In another instance in which a drugmaker appears to have bribed overseas officials, Pfizer has "voluntarily" provided the US Department of Justice and the US Securities and Exchange Commission with information concerning "potentially improper payments" made by Pfizer and Wyeth personnel in connection with certain unspecified sales activities outside the US.
The move comes amid increased scrutiny by the feds into the pharmaceutical industry and its interactions with foreign health care systems. In late 2009, the head of the Justice Department’s Criminal Division warned drugmakers that there will be more criminal enforcement against interactions with foreign officials as they seek violations of the Foreign Corrupt Practices Act (see here).
In April, Johnson & Johnson was fined $70 million for bribing public doctors in several European countries - and paying kickbacks to Iraq - to illegally obtain business (read this). And over the past year, at least five other drugmakers, including Merck and Eli Lilly, received letters as the feds seeks to uncover any FCPA violations.
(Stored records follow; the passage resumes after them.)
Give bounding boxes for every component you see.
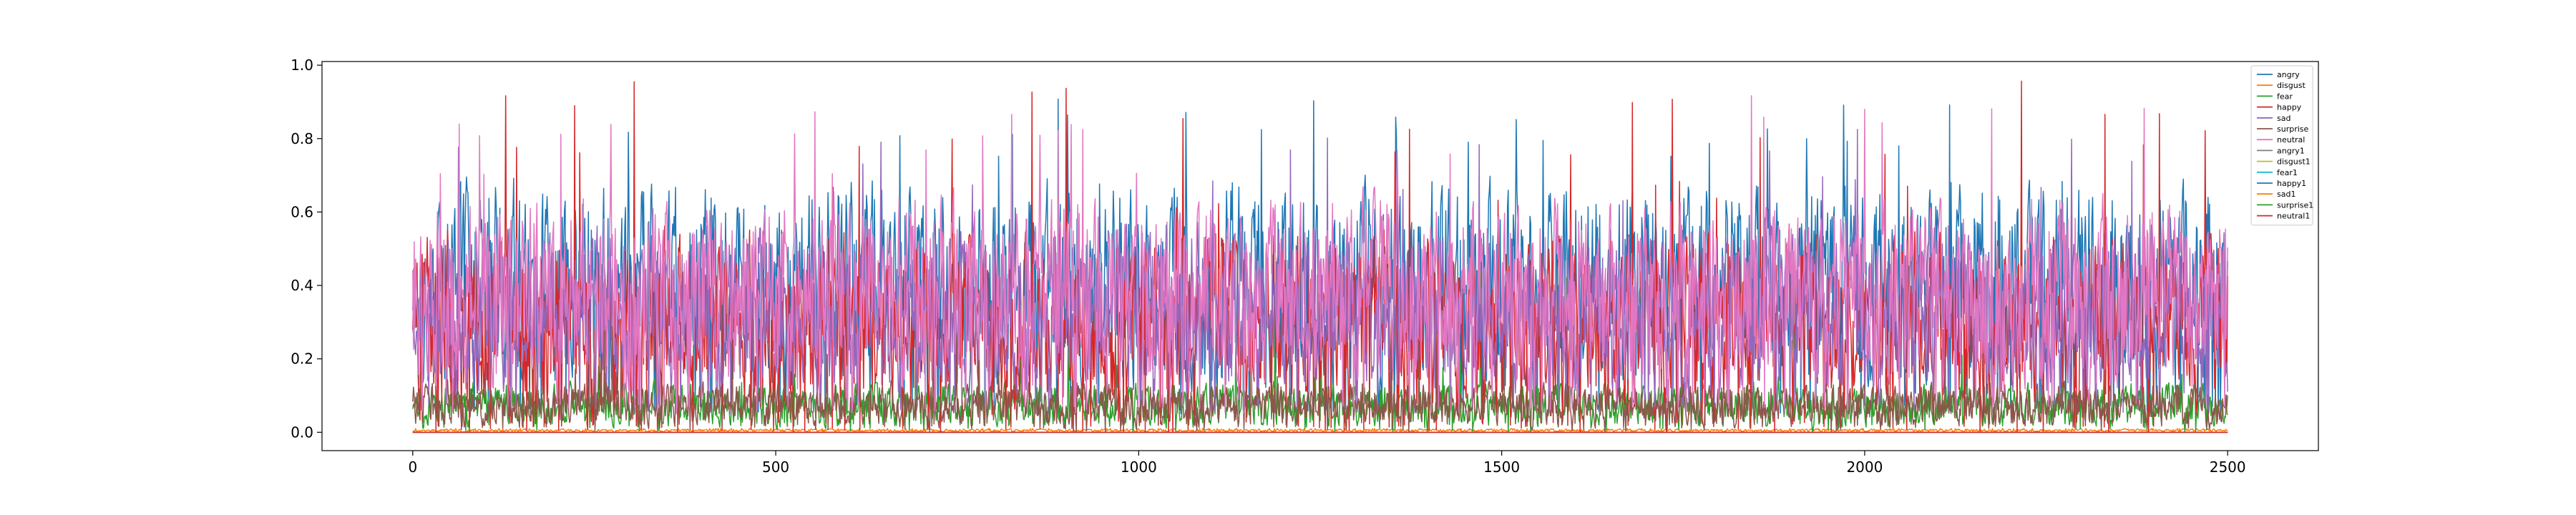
x-tick-label: 2500: [2210, 458, 2246, 476]
y-axis: 0.0 0.2 0.4 0.6 0.8 1.0: [291, 57, 322, 441]
legend-label-fear1: fear1: [2277, 168, 2298, 177]
series-line-disgust: [412, 428, 2228, 433]
legend-label-disgust: disgust: [2277, 81, 2306, 90]
x-tick-label: 0: [408, 458, 417, 476]
legend-label-sad: sad: [2277, 114, 2290, 123]
x-tick-label: 1000: [1121, 458, 1157, 476]
legend-box: [2250, 65, 2313, 226]
legend-label-neutral: neutral: [2277, 135, 2305, 144]
plot-area-frame: [321, 61, 2319, 451]
series-line-surprise: [412, 325, 2228, 433]
series-layer: [412, 80, 2228, 433]
legend-label-surprise1: surprise1: [2277, 200, 2313, 210]
y-tick-label: 0.2: [291, 350, 313, 368]
legend-label-sad1: sad1: [2277, 190, 2296, 199]
legend-label-angry1: angry1: [2277, 146, 2305, 155]
legend-label-disgust1: disgust1: [2277, 157, 2311, 167]
y-tick-label: 0.8: [291, 130, 313, 147]
y-tick-label: 0.0: [291, 423, 313, 441]
legend-label-happy1: happy1: [2277, 179, 2306, 188]
x-axis: 0 500 1000 1500 2000 2500: [408, 451, 2246, 476]
legend-label-happy: happy: [2277, 103, 2302, 112]
y-tick-label: 1.0: [291, 57, 313, 74]
series-line-neutral: [412, 95, 2228, 415]
series-line-fear: [412, 271, 2228, 433]
legend-label-fear: fear: [2277, 92, 2293, 101]
y-tick-label: 0.6: [291, 203, 313, 220]
legend-label-surprise: surprise: [2277, 124, 2309, 134]
legend-label-neutral1: neutral1: [2277, 212, 2310, 221]
x-tick-label: 2000: [1846, 458, 1883, 476]
legend-label-angry: angry: [2277, 70, 2300, 79]
x-tick-label: 500: [762, 458, 789, 476]
x-tick-label: 1500: [1483, 458, 1520, 476]
y-tick-label: 0.4: [291, 277, 313, 294]
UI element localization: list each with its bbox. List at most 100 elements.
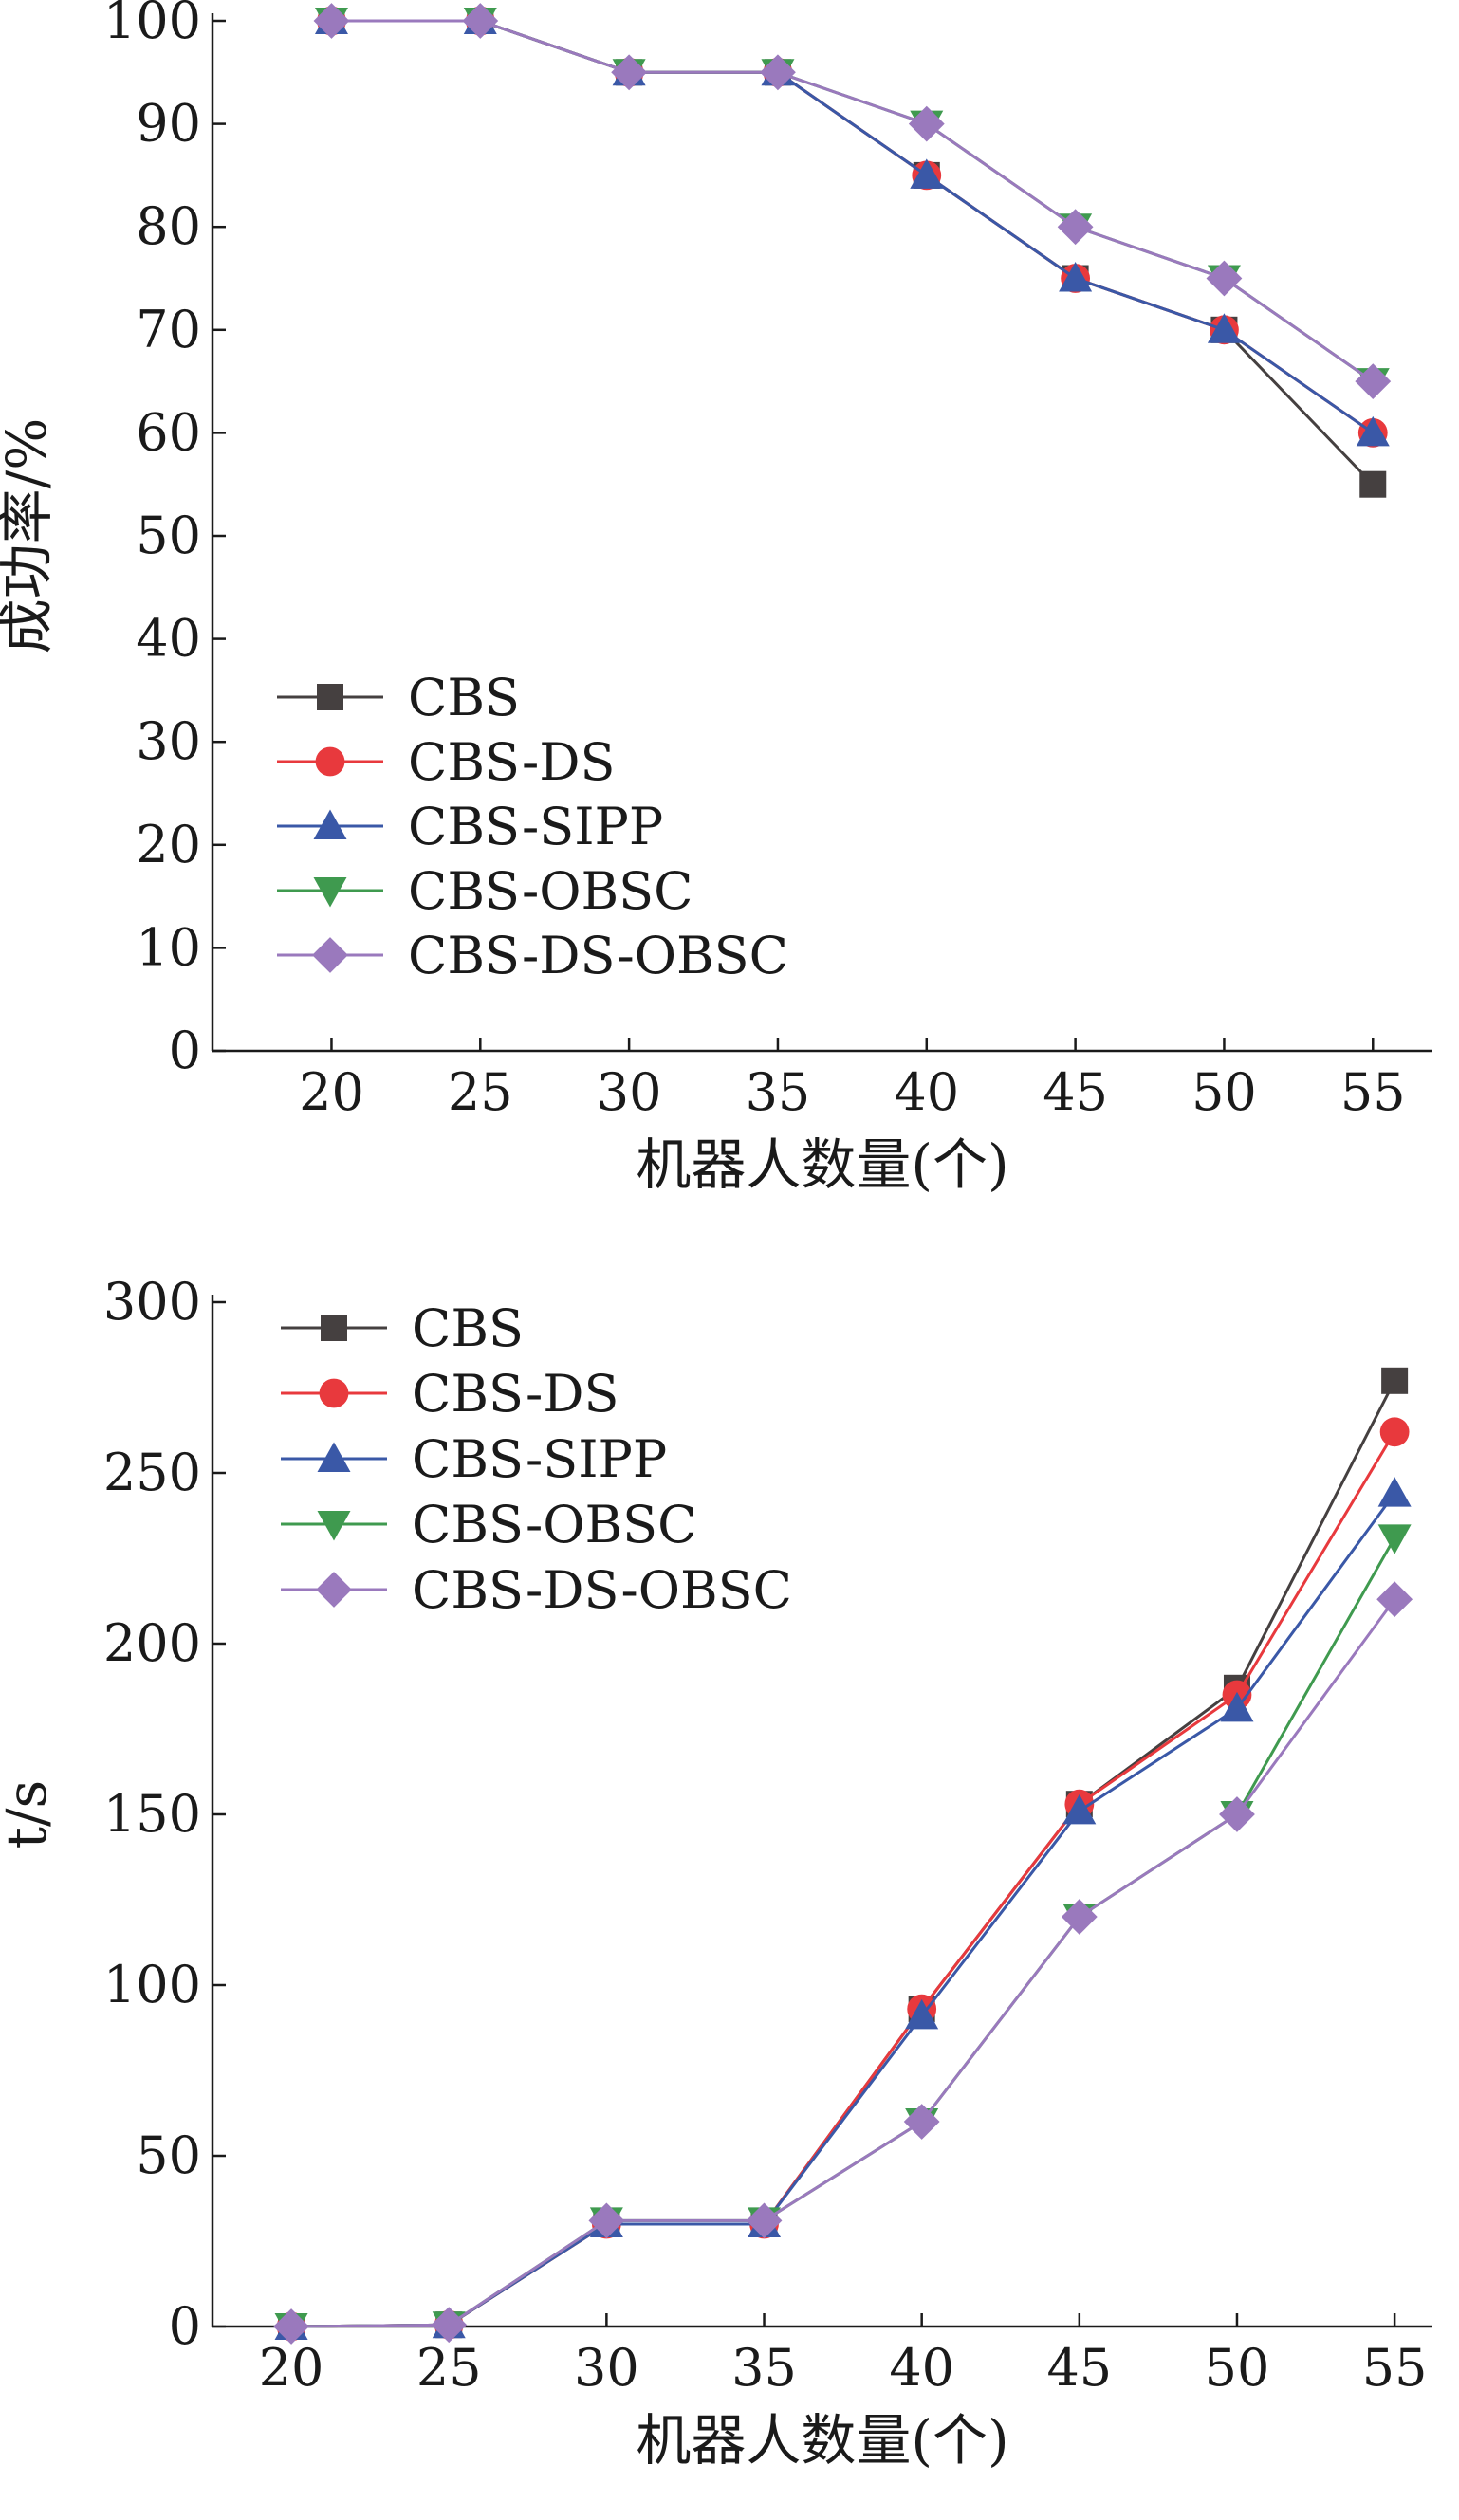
data-point: [1355, 363, 1392, 399]
series-line: [331, 19, 1375, 383]
legend-marker: [317, 1511, 351, 1541]
y-axis-title: 成功率/%: [0, 418, 59, 654]
x-tick-label: 35: [746, 1062, 811, 1122]
x-tick-label: 20: [299, 1062, 364, 1122]
series-line: [331, 19, 1375, 434]
series-line: [291, 1536, 1396, 2328]
series-cbs-ds: [317, 6, 1388, 448]
x-tick-label: 50: [1205, 2338, 1270, 2398]
data-point: [1207, 313, 1241, 343]
data-point: [905, 1998, 939, 2030]
legend-marker: [319, 1378, 349, 1408]
data-point: [910, 158, 944, 189]
data-point: [273, 2308, 309, 2345]
legend-label: CBS-DS-OBSC: [408, 926, 788, 985]
data-point: [1376, 1581, 1413, 1618]
legend-label: CBS-SIPP: [412, 1429, 667, 1489]
y-tick-label: 50: [136, 506, 201, 565]
series-cbs: [318, 8, 1387, 498]
y-tick-label: 70: [136, 300, 201, 359]
legend-label: CBS-OBSC: [408, 861, 693, 921]
data-point: [903, 2104, 940, 2140]
y-tick-label: 20: [136, 815, 201, 874]
legend-marker: [315, 746, 345, 777]
y-tick-label: 100: [103, 1955, 201, 2014]
chart-2: 0 50 100 150 200 250 300 20 25 30 35 40 45 50 55 机器人数量(…: [0, 1272, 1432, 2473]
legend-item-cbs-obsc: CBS-OBSC: [277, 861, 693, 921]
y-tick-label: 40: [136, 609, 201, 669]
legend-marker: [316, 1572, 352, 1608]
y-tick-label: 100: [103, 0, 201, 50]
legend-item-cbs-sipp: CBS-SIPP: [281, 1429, 667, 1489]
x-tick-label: 55: [1340, 1062, 1406, 1122]
data-point: [1206, 260, 1243, 297]
data-point: [611, 54, 648, 91]
data-point: [1219, 1796, 1255, 1832]
y-tick-label: 10: [136, 917, 201, 977]
legend-marker: [321, 1315, 347, 1341]
legend-label: CBS-DS: [408, 732, 616, 792]
legend-item-cbs: CBS: [281, 1298, 524, 1358]
y-tick-label: 60: [136, 402, 201, 462]
series-cbs-ds-obsc: [313, 3, 1392, 399]
series-line: [331, 19, 1375, 486]
legend-marker: [313, 809, 347, 839]
x-tick-label: 45: [1043, 1062, 1108, 1122]
y-tick-label: 150: [103, 1784, 201, 1844]
x-tick-label: 55: [1362, 2338, 1428, 2398]
data-point: [1057, 209, 1094, 246]
data-point: [1062, 1793, 1097, 1825]
y-tick-label: 300: [103, 1272, 201, 1332]
legend-item-cbs-ds-obsc: CBS-DS-OBSC: [277, 926, 788, 985]
y-tick-label: 80: [136, 196, 201, 256]
legend-label: CBS-DS: [412, 1364, 619, 1424]
series-line: [331, 19, 1375, 434]
x-tick-label: 45: [1046, 2338, 1112, 2398]
x-axis-title: 机器人数量(个): [636, 2408, 1008, 2473]
data-point: [431, 2307, 468, 2344]
data-point: [746, 2202, 783, 2239]
legend-marker: [317, 1442, 351, 1472]
y-tick-label: 50: [136, 2125, 201, 2185]
legend-item-cbs-ds-obsc: CBS-DS-OBSC: [281, 1560, 792, 1620]
legend-label: CBS-DS-OBSC: [412, 1560, 792, 1620]
x-tick-label: 35: [731, 2338, 797, 2398]
x-tick-label: 25: [416, 2338, 482, 2398]
series-cbs-ds: [276, 1417, 1410, 2342]
legend-marker: [313, 877, 347, 908]
legend-item-cbs: CBS: [277, 668, 520, 727]
data-point: [1061, 1899, 1098, 1935]
x-tick-label: 50: [1191, 1062, 1257, 1122]
x-tick-label: 40: [889, 2338, 954, 2398]
y-tick-label: 90: [136, 94, 201, 154]
y-tick-label: 250: [103, 1443, 201, 1502]
data-point: [1377, 1524, 1412, 1554]
legend-label: CBS: [408, 668, 520, 727]
legend-marker: [312, 937, 348, 973]
data-point: [588, 2202, 625, 2239]
legend-label: CBS: [412, 1298, 524, 1358]
data-point: [1359, 470, 1387, 498]
data-point: [1381, 1367, 1409, 1394]
legend-item-cbs-ds: CBS-DS: [281, 1364, 619, 1424]
series-cbs-ds-obsc: [273, 1581, 1413, 2345]
x-tick-label: 30: [597, 1062, 662, 1122]
legend-item-cbs-ds: CBS-DS: [277, 732, 616, 792]
y-tick-label: 0: [169, 1021, 201, 1080]
data-point: [313, 3, 350, 39]
chart-1: 0 10 20 30 40 50 60 70 80 90 100 20 25 30 35 40 45 50 55 机器…: [0, 0, 1432, 1197]
data-point: [1379, 1417, 1410, 1447]
x-tick-label: 40: [894, 1062, 959, 1122]
legend-item-cbs-obsc: CBS-OBSC: [281, 1495, 696, 1554]
series-cbs-obsc: [274, 1524, 1412, 2344]
x-tick-label: 20: [259, 2338, 324, 2398]
y-tick-label: 30: [136, 711, 201, 771]
y-tick-label: 0: [169, 2296, 201, 2356]
series-line: [291, 1598, 1396, 2328]
legend-label: CBS-SIPP: [408, 797, 663, 856]
data-point: [462, 3, 499, 39]
data-point: [1059, 262, 1093, 292]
The probe is also exploring whether drugmakers and clinical trial organizations pay off third-party investigators to finesse research data (look here).
The Pfizer submission was disclosed in a filing with the SEC and notes that the drugmaker is in "discussions" with the DOJ and SEC about a resolution (see page 33). The filing goes on to say that improper payments and "other matters" are being investigated by authorities in various foreign countries, including a civil and criminal investigation in Germany over tax matters involving a Pfizer subsidiary.